A growing number of adults are now seeking diagnosis for the first time, particularly women and people who learned to camouflage their differences. For some, a late diagnosis provides a framework that explains decades of social difficulty, sensory sensitivities, or burnout. It can also open the door to workplace accommodations and therapeutic support that weren’t previously available to them.
The Cost of Late Versus Early Support
Early intervention carries both personal and economic benefits. One widely cited cost-benefit model estimated that children who received intensive early intervention between age 2 and school entry saved between $656,000 and $1,082,000 per person over a lifetime in reduced special education costs, healthcare expenses, and disability services. Intensive behavioral support during preschool years typically runs 20 to 40 hours per week and is expensive upfront, but the long-term savings in reduced need for lifelong support are substantial.
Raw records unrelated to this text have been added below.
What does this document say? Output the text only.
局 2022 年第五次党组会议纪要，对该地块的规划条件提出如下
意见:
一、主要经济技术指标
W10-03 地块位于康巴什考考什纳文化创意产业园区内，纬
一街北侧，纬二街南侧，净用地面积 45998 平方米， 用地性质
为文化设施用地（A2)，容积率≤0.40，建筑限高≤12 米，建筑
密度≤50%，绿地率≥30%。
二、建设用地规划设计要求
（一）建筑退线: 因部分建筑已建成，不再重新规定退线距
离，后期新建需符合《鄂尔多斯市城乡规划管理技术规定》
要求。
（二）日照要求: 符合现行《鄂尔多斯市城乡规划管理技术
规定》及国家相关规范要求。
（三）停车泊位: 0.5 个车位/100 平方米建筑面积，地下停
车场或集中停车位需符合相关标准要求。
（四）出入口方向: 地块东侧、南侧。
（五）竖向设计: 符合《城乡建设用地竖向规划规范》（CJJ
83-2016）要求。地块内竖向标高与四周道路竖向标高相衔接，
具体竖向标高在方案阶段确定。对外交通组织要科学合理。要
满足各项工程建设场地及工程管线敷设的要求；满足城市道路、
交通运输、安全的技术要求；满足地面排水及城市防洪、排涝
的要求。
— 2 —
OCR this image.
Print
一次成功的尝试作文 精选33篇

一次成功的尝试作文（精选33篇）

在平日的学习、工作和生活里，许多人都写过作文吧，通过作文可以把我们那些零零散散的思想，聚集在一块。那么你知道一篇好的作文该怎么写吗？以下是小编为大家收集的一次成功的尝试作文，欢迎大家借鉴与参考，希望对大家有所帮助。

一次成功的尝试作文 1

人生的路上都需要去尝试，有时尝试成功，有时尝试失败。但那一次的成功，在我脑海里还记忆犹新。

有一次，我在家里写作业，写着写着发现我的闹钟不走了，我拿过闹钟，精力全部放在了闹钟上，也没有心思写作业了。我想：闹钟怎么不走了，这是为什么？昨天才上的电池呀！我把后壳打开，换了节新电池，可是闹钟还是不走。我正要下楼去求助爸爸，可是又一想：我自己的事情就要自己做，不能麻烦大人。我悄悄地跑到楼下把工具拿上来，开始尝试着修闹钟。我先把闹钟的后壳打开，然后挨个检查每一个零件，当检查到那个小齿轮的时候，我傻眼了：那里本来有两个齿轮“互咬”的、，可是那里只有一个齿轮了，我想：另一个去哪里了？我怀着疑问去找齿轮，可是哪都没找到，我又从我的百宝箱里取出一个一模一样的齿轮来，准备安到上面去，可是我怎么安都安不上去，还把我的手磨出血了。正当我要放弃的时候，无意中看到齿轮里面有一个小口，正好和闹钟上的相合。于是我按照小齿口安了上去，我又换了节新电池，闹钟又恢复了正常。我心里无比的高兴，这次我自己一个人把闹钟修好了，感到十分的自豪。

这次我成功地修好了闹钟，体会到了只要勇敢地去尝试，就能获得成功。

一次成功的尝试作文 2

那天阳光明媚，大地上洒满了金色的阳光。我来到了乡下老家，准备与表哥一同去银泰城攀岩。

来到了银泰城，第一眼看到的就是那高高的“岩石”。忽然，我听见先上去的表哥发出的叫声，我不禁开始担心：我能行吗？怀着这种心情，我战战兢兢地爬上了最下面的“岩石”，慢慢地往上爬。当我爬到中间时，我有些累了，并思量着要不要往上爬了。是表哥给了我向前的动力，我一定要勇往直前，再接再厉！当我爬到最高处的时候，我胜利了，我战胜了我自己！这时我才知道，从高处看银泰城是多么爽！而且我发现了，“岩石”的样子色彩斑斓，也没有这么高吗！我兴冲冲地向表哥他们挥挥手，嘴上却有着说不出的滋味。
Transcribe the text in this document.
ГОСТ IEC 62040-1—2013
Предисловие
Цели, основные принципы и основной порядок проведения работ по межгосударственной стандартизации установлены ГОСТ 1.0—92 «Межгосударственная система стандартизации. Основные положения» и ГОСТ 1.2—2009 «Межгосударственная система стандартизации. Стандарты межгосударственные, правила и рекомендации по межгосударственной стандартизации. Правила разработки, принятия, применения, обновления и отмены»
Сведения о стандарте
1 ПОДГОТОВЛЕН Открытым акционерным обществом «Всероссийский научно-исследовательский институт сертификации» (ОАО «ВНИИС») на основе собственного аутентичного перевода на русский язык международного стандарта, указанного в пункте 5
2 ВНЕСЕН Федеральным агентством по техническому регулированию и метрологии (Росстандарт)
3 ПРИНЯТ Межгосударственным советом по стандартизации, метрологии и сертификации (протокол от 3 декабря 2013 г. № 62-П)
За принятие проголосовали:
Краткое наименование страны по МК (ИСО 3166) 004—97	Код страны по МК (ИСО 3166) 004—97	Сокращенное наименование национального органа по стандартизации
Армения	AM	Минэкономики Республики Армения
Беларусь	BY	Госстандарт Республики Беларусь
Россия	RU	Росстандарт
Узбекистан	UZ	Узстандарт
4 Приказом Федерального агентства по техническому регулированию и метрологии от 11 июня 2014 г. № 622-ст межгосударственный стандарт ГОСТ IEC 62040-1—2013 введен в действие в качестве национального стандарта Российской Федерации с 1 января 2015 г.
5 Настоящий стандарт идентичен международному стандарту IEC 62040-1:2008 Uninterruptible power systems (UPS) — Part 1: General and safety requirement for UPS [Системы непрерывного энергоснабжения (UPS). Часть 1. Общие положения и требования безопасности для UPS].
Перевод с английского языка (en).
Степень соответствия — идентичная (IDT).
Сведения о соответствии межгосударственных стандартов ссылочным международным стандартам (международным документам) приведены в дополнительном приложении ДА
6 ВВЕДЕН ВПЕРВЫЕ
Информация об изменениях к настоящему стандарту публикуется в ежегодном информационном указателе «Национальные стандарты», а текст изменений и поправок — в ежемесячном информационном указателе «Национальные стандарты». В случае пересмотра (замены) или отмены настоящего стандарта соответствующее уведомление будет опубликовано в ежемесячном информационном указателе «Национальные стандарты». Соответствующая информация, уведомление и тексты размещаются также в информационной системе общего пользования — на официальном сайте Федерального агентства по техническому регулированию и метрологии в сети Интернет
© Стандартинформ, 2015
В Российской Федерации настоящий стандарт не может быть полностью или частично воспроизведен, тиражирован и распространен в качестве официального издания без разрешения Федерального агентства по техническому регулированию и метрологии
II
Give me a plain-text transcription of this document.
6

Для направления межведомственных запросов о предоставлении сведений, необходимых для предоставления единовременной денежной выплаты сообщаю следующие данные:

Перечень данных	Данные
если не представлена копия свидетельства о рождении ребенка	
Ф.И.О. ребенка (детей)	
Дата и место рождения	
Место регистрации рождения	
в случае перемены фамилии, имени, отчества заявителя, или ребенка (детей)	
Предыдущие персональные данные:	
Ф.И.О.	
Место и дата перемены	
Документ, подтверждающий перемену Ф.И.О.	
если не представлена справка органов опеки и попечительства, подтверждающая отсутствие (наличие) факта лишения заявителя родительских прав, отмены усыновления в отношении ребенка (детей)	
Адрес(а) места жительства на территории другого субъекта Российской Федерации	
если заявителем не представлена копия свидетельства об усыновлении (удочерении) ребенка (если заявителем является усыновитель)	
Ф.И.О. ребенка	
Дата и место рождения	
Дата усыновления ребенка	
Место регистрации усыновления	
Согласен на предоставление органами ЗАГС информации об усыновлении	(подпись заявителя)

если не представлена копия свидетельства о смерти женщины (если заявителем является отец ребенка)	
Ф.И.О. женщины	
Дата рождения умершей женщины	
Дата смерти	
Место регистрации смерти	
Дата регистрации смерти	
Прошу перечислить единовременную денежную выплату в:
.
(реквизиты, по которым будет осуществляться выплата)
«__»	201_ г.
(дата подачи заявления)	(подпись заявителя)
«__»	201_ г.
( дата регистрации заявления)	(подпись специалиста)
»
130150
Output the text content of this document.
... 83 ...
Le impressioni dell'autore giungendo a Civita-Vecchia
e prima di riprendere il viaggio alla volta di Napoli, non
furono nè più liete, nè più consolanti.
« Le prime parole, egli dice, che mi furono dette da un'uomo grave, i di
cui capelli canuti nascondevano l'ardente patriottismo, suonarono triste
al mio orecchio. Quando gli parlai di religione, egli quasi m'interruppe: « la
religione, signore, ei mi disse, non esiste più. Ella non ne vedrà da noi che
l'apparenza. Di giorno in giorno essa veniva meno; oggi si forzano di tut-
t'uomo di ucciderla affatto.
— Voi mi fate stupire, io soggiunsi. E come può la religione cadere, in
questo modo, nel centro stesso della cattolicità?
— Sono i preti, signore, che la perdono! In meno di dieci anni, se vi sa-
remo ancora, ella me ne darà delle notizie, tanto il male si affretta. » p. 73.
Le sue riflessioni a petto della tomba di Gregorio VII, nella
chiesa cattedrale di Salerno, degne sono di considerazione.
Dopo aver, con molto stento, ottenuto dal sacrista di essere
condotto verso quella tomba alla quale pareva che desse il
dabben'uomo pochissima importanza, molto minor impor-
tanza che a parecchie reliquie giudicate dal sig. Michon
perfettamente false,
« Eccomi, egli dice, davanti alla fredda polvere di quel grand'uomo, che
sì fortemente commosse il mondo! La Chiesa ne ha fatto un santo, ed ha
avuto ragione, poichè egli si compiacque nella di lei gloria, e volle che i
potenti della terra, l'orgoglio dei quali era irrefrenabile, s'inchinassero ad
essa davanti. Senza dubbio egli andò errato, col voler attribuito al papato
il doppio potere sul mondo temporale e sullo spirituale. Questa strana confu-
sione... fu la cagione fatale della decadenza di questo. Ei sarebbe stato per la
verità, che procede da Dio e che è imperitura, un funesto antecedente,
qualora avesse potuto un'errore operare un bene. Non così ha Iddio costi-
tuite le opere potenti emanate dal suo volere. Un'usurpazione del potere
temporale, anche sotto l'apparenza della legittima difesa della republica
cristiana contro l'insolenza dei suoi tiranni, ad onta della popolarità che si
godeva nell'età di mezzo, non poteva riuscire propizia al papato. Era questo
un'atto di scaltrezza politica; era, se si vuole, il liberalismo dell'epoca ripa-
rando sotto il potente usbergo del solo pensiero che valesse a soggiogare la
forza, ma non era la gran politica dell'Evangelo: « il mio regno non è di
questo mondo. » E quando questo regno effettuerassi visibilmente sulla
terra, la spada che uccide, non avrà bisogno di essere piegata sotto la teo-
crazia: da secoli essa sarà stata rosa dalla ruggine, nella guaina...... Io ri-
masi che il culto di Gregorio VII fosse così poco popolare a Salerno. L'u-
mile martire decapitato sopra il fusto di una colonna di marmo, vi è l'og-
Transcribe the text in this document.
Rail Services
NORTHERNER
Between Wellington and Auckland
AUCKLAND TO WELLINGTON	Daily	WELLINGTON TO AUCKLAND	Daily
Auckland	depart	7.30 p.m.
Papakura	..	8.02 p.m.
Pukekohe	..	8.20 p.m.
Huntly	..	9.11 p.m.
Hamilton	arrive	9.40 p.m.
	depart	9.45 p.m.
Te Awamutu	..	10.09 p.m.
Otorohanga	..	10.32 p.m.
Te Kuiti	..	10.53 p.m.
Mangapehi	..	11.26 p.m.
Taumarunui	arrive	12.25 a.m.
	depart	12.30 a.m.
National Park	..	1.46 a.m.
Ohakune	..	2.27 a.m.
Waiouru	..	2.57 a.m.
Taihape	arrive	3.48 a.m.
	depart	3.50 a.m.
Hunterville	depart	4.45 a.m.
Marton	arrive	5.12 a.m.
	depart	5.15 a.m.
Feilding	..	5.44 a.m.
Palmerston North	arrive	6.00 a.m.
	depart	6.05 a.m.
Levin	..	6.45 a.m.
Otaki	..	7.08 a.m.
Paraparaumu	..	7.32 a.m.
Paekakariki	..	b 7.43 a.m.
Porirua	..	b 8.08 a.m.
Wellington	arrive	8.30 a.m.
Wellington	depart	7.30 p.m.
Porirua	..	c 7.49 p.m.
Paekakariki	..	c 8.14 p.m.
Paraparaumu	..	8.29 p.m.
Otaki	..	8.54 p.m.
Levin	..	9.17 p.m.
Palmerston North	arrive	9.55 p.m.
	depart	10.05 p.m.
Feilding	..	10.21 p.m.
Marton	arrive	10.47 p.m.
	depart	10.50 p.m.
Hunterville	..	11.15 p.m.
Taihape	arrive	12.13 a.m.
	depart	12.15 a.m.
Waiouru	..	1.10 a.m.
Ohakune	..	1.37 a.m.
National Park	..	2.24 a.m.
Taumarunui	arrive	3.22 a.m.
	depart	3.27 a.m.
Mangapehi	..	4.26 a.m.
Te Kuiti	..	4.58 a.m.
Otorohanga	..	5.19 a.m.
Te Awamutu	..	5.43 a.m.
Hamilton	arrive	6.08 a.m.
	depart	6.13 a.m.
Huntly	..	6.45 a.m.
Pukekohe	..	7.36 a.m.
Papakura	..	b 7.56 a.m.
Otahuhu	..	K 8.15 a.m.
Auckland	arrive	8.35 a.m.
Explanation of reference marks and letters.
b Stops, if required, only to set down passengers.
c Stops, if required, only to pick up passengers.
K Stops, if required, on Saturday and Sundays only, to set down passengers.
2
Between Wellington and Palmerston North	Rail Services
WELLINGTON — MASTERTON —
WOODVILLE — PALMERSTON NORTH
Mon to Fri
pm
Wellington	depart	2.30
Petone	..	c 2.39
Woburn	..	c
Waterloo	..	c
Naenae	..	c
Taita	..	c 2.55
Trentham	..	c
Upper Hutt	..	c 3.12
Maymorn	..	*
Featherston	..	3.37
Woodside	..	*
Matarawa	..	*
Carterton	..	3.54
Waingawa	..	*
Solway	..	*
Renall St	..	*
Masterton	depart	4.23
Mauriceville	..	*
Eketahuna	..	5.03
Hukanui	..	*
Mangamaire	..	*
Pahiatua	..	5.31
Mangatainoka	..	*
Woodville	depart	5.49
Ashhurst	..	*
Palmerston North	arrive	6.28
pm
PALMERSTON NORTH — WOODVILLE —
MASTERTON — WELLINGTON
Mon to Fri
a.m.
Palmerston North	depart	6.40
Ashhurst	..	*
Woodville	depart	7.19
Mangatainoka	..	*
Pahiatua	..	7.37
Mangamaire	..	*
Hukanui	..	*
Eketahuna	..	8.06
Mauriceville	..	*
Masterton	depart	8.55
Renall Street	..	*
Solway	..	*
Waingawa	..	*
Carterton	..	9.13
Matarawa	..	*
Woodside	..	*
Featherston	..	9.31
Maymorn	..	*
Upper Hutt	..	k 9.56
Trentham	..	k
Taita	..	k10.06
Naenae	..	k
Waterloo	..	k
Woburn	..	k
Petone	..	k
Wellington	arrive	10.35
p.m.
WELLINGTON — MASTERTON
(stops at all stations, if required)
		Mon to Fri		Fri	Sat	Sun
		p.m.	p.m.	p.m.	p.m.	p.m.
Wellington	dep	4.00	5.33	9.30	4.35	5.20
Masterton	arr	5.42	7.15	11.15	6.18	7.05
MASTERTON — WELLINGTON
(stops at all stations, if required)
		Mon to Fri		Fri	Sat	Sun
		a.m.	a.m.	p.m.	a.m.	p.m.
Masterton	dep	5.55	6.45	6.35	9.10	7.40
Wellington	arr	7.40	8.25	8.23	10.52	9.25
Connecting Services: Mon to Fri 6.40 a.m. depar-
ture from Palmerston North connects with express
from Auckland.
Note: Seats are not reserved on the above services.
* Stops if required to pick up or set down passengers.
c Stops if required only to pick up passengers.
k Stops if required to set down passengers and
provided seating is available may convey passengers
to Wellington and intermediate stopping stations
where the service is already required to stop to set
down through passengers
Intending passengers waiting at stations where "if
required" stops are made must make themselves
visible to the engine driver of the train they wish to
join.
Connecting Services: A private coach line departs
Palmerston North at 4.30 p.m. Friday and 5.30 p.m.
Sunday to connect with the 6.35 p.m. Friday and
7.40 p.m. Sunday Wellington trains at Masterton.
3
These numbers underscore why screening timelines matter so much. The earlier a child is identified, the sooner they can access the kind of structured support that builds communication and adaptive skills during the period of greatest brain plasticity. Children who start intervention before age 3 consistently show larger gains than those who begin later, even when the intervention itself is identical.
Why the Numbers Keep Rising
If you’re looking at the trajectory from 1 in 150 to 1 in 36 and wondering whether it will keep climbing, the answer is probably yes, at least in the near term. The ADDM Network monitors 16 sites across the country, and prevalence varies meaningfully from one site to another. Communities with robust screening programs and well-funded evaluation services consistently report higher rates, not because autism is more common there, but because they’re better at finding it.
As screening infrastructure improves in more regions, and as diagnostic criteria continue to capture the full range of autistic presentations, the national estimate will likely continue to rise. At some point, the number will plateau once identification catches up with true prevalence. Whether that ceiling is 1 in 30, 1 in 25, or something else, no one can say with certainty yet.